Speaking to reporters traveling with the president in Iowa today, Obama advisor David Plouffe said Romney's recent boost in the polls shows he has regained lost ground but that he is approaching his "ceiling."
Beaming with confidence, Plouffe said the Romney camp is "overstating their Electoral College situation."
"Both of our campaigns are telling you where we think the race is and in 13 days one of us will be right and one of us will be wrong," he said. "My sense is you're going to find that what was emanating out of Boston was more bluff than reality."
While Plouffe declined to make any projections, he was certain "we maintain a lot more plausible pathways to 270 [electoral votes] than Gov. Romney."
"Our strategic view has always been to develop a campaign strategy where you don't have to win all of them," he said of battleground states. "Our goal this time has always been to have enough states in play so that we wouldn't have to pull an inside straight to win the presidency, and we still think that's where Gov. Romney is - that he has a much more narrow path."
For example, Plouffe said, "Gov. Romney's campaign likes to talk about how well they're doing in North Carolina, but we think we're doing a lot better in Ohio and Iowa and Nevada than they're doing in North Carolina."
As the president kicked off a 48-hour blitz in Iowa this morning, Romney campaigned in Nevada for the second day in a row.
"I wouldn't be surprised if Gov.
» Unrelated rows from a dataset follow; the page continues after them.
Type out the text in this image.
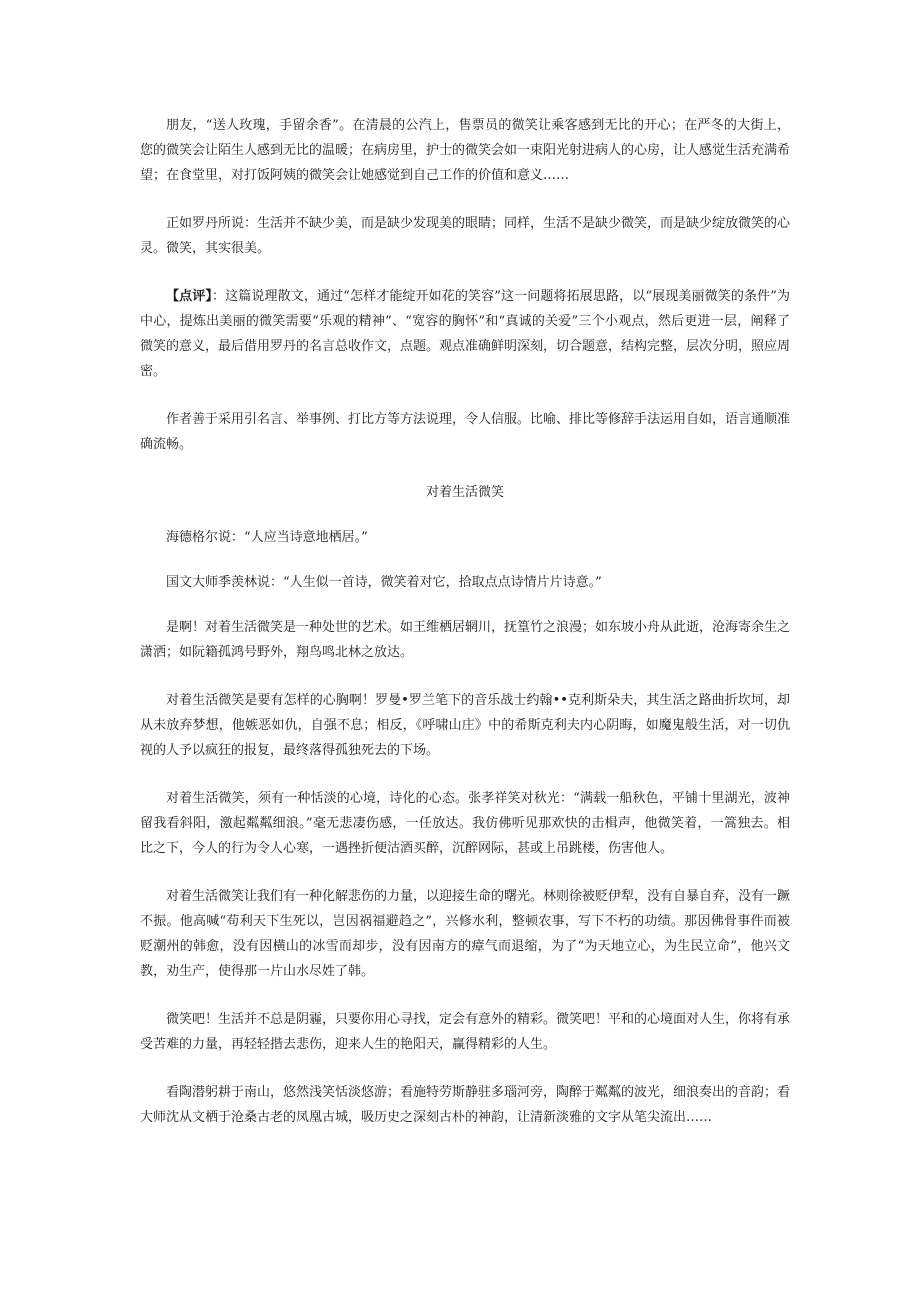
朋友，“送人玫瑰，手留余香”。在清晨的公汽上，售票员的微笑让乘客感到无比的开心；在严冬的大街上，您的微笑会让陌生人感到无比的温暖；在病房里，护士的微笑会如一束阳光射进病人的心房，让人感觉生活充满希望；在食堂里，对打饭阿姨的微笑会让她感觉到自己工作的价值和意义……

正如罗丹所说：生活并不缺少美，而是缺少发现美的眼睛；同样，生活不是缺少微笑，而是缺少绽放微笑的心灵。微笑，其实很美。

【点评】：这篇说理散文，通过“怎样才能绽开如花的笑容”这一问题将拓展思路，以“展现美丽微笑的条件”为中心，提炼出美丽的微笑需要“乐观的精神”、“宽容的胸怀”和“真诚的关爱”三个小观点，然后更进一层，阐释了微笑的意义，最后借用罗丹的名言总收作文，点题。观点准确鲜明深刻，切合题意，结构完整，层次分明，照应周密。

作者善于采用引名言、举事例、打比方等方法说理，令人信服。比喻、排比等修辞手法运用自如，语言通顺准确流畅。

对着生活微笑

海德格尔说：“人应当诗意地栖居。”

国文大师季羡林说：“人生似一首诗，微笑着对它，拾取点点诗情片片诗意。”

是啊！对着生活微笑是一种处世的艺术。如王维栖居辋川，抚篁竹之浪漫；如东坡小舟从此逝，沧海寄余生之潇洒；如阮籍孤鸿号野外，翔鸟鸣北林之放达。

对着生活微笑是要有怎样的心胸啊！罗曼•罗兰笔下的音乐战士约翰••克利斯朵夫，其生活之路曲折坎坷，却从未放弃梦想，他嫉恶如仇，自强不息；相反，《呼啸山庄》中的希斯克利夫内心阴晦，如魔鬼般生活，对一切仇视的人予以疯狂的报复，最终落得孤独死去的下场。

对着生活微笑，须有一种恬淡的心境，诗化的心态。张孝祥笑对秋光：“满载一船秋色，平铺十里湖光，波神留我看斜阳，激起粼粼细浪。”毫无悲凄伤感，一任放达。我仿佛听见那欢快的击楫声，他微笑着，一篙独去。相比之下，今人的行为令人心寒，一遇挫折便沽酒买醉，沉醉网际，甚或上吊跳楼，伤害他人。

对着生活微笑让我们有一种化解悲伤的力量，以迎接生命的曙光。林则徐被贬伊犁，没有自暴自弃，没有一蹶不振。他高喊“苟利天下生死以，岂因祸福避趋之”，兴修水利，整顿农事，写下不朽的功绩。那因佛骨事件而被贬潮州的韩愈，没有因横山的冰雪而却步，没有因南方的瘴气而退缩，为了“为天地立心，为生民立命”，他兴文教，劝生产，使得那一片山水尽姓了韩。

微笑吧！生活并不总是阴霾，只要你用心寻找，定会有意外的精彩。微笑吧！平和的心境面对人生，你将有承受苦难的力量，再轻轻揩去悲伤，迎来人生的艳阳天，赢得精彩的人生。

看陶潜躬耕于南山，悠然浅笑恬淡悠游；看施特劳斯静驻多瑙河旁，陶醉于粼粼的波光，细浪奏出的音韵；看大师沈从文栖于沧桑古老的凤凰古城，吸历史之深刻古朴的神韵，让清新淡雅的文字从笔尖流出……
Romney's last trip to Nevada was this week, because it doesn't look good for him, and I think in an honest moment they would say that themselves," Plouffe said.
Plouffe drew further attention to Romney's travel schedule this week, saying it suggested his campaign is "very concerned about Ohio" and perhaps not as confident about Florida and Virginia as it is suggesting.
"If they feel so good about Florida, then pull out," he said.
Obama is visiting eight states during his two-day marathon swing. In a last ditch effort to sway undecided voters, the president has been touting signs of economic progress and portraying Romney as untrustworthy by highlighting his shifting positions in the run-up to the election.
"It's about trust," Plouffe said. "You have never seen a major party nominee this close to the election try to fudge what he would do as president."